How Can Electronic Shelf Labels Help You with Price Synchronization?
One major technological roadblock that retailers face when trying to match their online and offline prices is the lack of a system that can accurately track inventory levels and can implement price changes between physical and e-commerce channel in real-time.
Continued reliance on archaic systems such as paper-based shelf price tags has proven to be one, if not the root cause of such problem. Not only paper shelf labels are unsustainable for the environment, but changing them all at once to match online prices are extremely laborious and expensive as well.
The evolution in retail pricing technology over the past decades has fortunately solved these problems, thanks to the introduction of Electronic Shelf Labels.
ESL companies such as SoluM allow retail companies of all sizes achieve seamless price synchronization by providing them with an advanced, centralized system that automatically updates the prices of products in physical store and E-commerce platforms of the business.
Another unique feature that SoluM offers is the scheduling update, which allows ESL updates to be set at a predefined date and time. Once the pricing data is received by the ESL, the tags will update at the scheduled time, even if it is disconnected from the gateway.
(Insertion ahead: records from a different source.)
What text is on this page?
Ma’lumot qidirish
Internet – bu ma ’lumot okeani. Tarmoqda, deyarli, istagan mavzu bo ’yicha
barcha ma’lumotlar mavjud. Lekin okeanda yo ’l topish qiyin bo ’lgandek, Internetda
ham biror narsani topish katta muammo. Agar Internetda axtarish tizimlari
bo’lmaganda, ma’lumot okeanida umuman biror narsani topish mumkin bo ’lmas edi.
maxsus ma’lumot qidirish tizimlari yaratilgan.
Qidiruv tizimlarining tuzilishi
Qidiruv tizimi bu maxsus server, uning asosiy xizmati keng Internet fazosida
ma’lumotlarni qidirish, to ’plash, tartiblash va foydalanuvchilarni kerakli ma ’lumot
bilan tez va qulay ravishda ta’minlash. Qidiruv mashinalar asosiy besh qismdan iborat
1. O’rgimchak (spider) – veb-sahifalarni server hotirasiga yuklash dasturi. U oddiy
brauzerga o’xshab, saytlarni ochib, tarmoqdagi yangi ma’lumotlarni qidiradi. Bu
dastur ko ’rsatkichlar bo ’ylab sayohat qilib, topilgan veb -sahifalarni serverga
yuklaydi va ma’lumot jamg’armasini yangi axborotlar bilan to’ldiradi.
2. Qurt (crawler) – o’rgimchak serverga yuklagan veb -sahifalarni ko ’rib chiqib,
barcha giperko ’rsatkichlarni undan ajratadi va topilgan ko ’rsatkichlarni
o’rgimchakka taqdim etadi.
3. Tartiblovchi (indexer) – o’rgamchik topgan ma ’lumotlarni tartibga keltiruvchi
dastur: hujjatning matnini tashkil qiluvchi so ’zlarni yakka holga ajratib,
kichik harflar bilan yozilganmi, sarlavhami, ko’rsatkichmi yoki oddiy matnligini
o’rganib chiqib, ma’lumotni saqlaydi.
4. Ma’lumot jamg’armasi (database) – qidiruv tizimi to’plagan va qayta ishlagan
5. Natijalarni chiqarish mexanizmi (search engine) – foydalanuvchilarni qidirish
These ESL capabilities allow for extremely efficient online and offline channel convergence and real-time dynamic pricing, both of which are critical to providing a unified retail experience to the customers.
Alibaba and SoluM ESL – Taking Retail Experience to a Higher Level
Just this 2019, Alibaba has awarded SoluM ESL with a contract for the ongoing supply of about 6 million electronic shelf labels for their initiative called “Alibaba Offline Ecosystem Program.” This innovative project will support major retailers in China, such as Alibaba’s store brand Hema, with cloud-driven ESL tags for operation and access to e-commerce services which would enable for ultra-fast delivery services to customers within a 3km radius of the store.
Through the implementation of SoluM’s Electronic Shelf Labels, Alibaba has obtained the reliable solution it needs to merge their online and offline prices smoothly.
The company’s internet-powered supermarket chain, Hema Xiansheng, is where consumers can have a first-hand experience of what the future of retail looks like. Usually located in residential districts across major cities in China, Hema offers a shopping app where their customers can place and pay their orders through Alipay or Taobao. Customers around the 3 km radius of the store can expect to receive their groceries within 30 minutes or less.
How do they ensure a 3-km-30-minute-delivery guarantee? Hema employees make it possible through the help of ESLs. By using an ESL scanner, grocery personnel can instantly locate the products across the store, allowing them to fulfill online orders with significant ease and efficiency.
Also, customers inside the Hema store can use the shopping app to scan the barcodes displayed in the ESLs, which enables them to check the product’s price online, customer reviews, date it was delivered in the store, where it came from, and delivery options if they decide not to buy the item in the store.
By adding SoluM ESL solutions in their existing retail distribution capabilities, Alibaba was not only able to achieve a true online and offline price convergence, but it also has set the new standard of what retail experience should look and feel like in the 21st century.